WASHINGTON (Reuters) - Mexico’s government said on Wednesday progress was being made toward revising a new North American trade pact that will sharply reduce protections for biologic drugs, in what will be a setback for U.S. pharmaceutical companies.
Mexico approved the United States-Mexico-Canada Agreement (USMCA) this year, but U.S. ratification has been held up by Democratic lawmakers pressing the Trump administration for changes including steps on the drug protections.
After nearly four hours of talks with U.S. Trade Representative Robert Lighthizer in Washington, Mexico’s top USMCA negotiator, Deputy Foreign Minister Jesus Seade, said he believed a deal was closer.
He told reporters two or three tough questions still needed to be resolved, floating the possibility of thrashing out an accord in the coming days.
“But there are things we can’t accept,” he said, adding that talks would continue on Thursday.
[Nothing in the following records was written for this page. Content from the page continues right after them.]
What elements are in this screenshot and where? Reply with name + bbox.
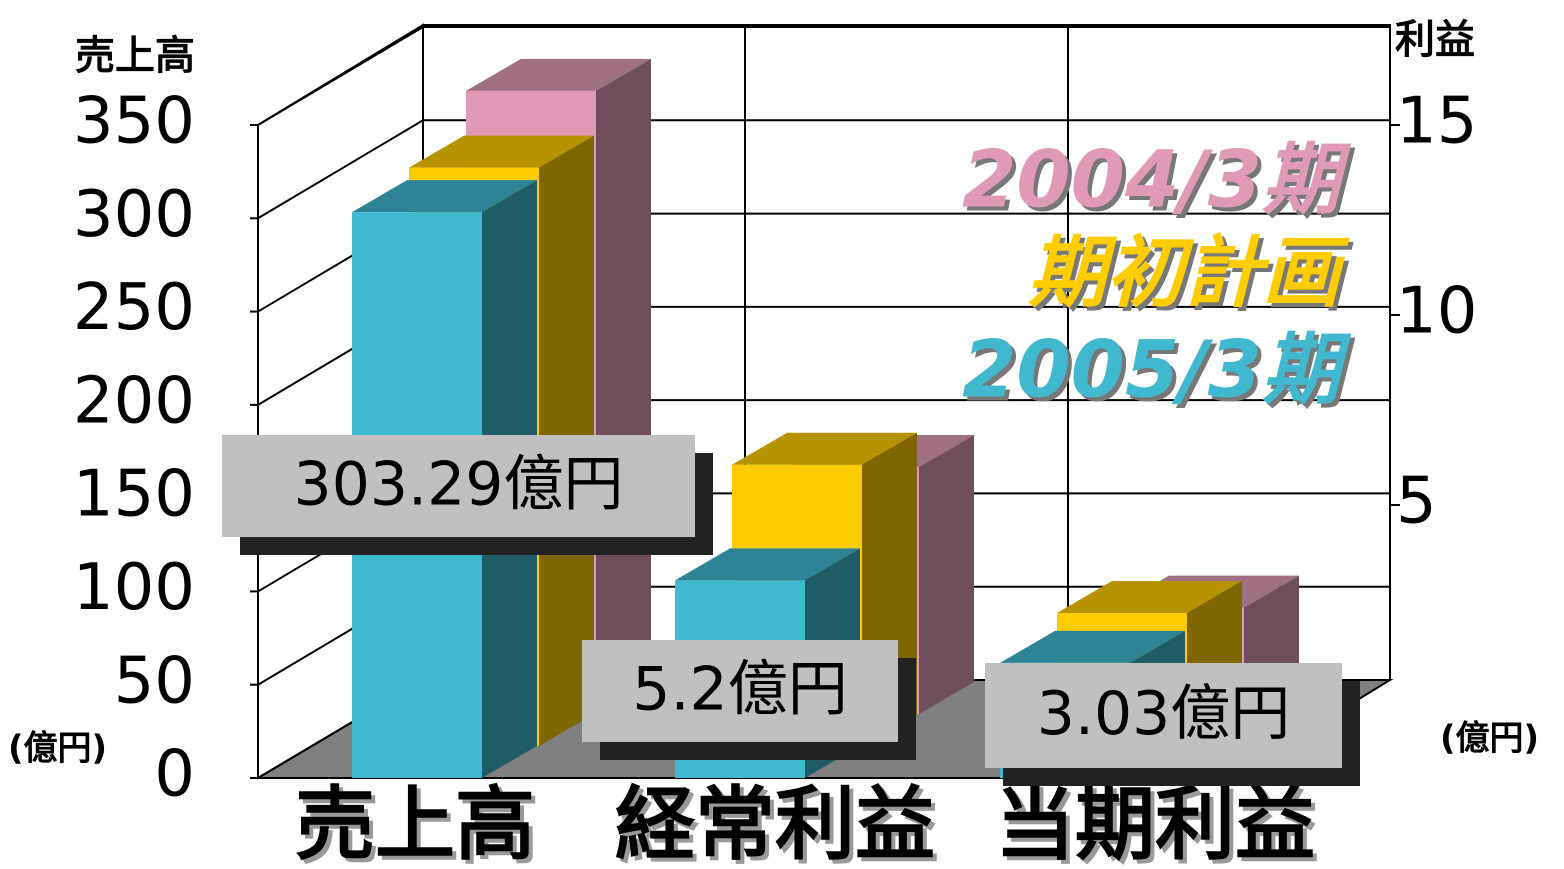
- y-tick-label: 350: [73, 85, 195, 159]
- y-title: 売上高: [75, 33, 195, 79]
- y-tick-label: 200: [73, 364, 195, 438]
- y-tick-label: 100: [73, 551, 195, 625]
- bar-side: [919, 435, 974, 714]
- label-box: [582, 640, 898, 742]
- value-label: 303.29億円: [294, 450, 624, 520]
- bar-top: [1000, 630, 1185, 663]
- y-tick-label: 0: [154, 738, 195, 812]
- bar-top: [409, 135, 594, 168]
- x-label-shadow: 経常利益: [619, 782, 939, 869]
- label-box: [985, 663, 1342, 768]
- x-label-shadow: 当期利益: [999, 782, 1319, 869]
- legend-label: 2005/3期: [962, 325, 1352, 415]
- bar-top: [466, 58, 651, 91]
- value-label: 3.03億円: [1037, 679, 1291, 749]
- label-box: [222, 435, 695, 537]
- y-tick-label: 250: [73, 271, 195, 345]
- grid-line: [257, 26, 1390, 126]
- bar-top: [675, 548, 860, 581]
- y2-unit: (億円): [1440, 719, 1539, 759]
- legend-shadow: 2004/3期: [966, 139, 1356, 229]
- x-tick-label: 経常利益: [615, 778, 935, 869]
- legend-label: 2004/3期: [962, 135, 1352, 225]
- y2-title: 利益: [1395, 17, 1475, 63]
- x-label-shadow: 売上高: [299, 782, 539, 869]
- y-tick-label: 50: [114, 644, 195, 718]
- y2-tick-label: 15: [1396, 85, 1477, 159]
- grid-line: [257, 119, 1390, 220]
- value-label: 5.2億円: [632, 655, 847, 725]
- bar-top: [352, 180, 537, 213]
- y2-tick-label: 10: [1396, 275, 1477, 349]
- x-tick-label: 売上高: [295, 778, 535, 869]
- legend-label: 期初計画: [1028, 228, 1350, 318]
- y-unit: (億円): [8, 729, 107, 769]
- x-tick-label: 当期利益: [995, 778, 1315, 869]
- bar-side: [596, 58, 651, 714]
- y-tick-label: 300: [73, 178, 195, 252]
- bar-top: [732, 432, 917, 465]
- y-tick-label: 150: [73, 458, 195, 532]
- legend-shadow: 期初計画: [1032, 232, 1354, 322]
- legend-shadow: 2005/3期: [966, 329, 1356, 419]
- y2-tick-label: 5: [1396, 465, 1437, 539]
- bar-top: [1057, 581, 1242, 613]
At the heart of discussions are U.S. efforts to subject Mexico to tougher controls of its labor standards.
Democrats have pressed to get stricter enforcement of new Mexican labor rules enshrined in the deal by proposing that inspectors supervise their implementation.
Mexico has firmly rejected that proposal, although President Andres Manuel Lopez Obrador said it could accept panels drawn from the United States, Mexico and a third country reviewing standards over an extended period.
Separately, in a column for Mexican newspaper El Universal, Seade said “very high protection” for biologic drugs would be “eased drastically” in changes being discussed for the USMCA.
Seade said he could not provide more details on the modifications for now. But U.S. Democratic lawmakers have described as a “giveaway” a USMCA provision that would grant 10 years of data exclusivity for makers of biologic medicines, saying it will lead to higher prices for consumers.
Kenneth Smith, who was Mexico’s principal USMCA negotiator from 2017 to 2018, told Reuters that Democrats were pressing to eliminate biologic protections for drug makers.
If the USMCA provision were simply cut, rules could revert to the considerably thinner protections of the 1994 North American Free Trade Agreement (NAFTA), he said. Or, new language could be agreed as a compromise, Smith added.
Mexican business groups have bristled at the Democratic labor market plan as a bid to make the country less attractive to investment, which Lopez Obrador said Mexico would not accept.
In the column, Seade said there would be no inspectors.
The USMCA is due to replace NAFTA, which U.S. President Donald Trump threatened to scrap if it was not overhauled.
Seade said in his column that existing flaws in NAFTA’s dispute resolution mechanisms would be fixed in the adjustments now being made to USMCA.
He told reporters in Washington he had held meetings through the weekend in Mexico with Lopez Obrador and business groups to tackle outstanding USMCA issues.
Speaking in Mexico City, Carlos Salazar, the head of Mexico’s powerful CCE business lobby, said he was hopeful Seade could broker an agreement before Dec. 20. Failing that, there could still be a deal in early January, he added.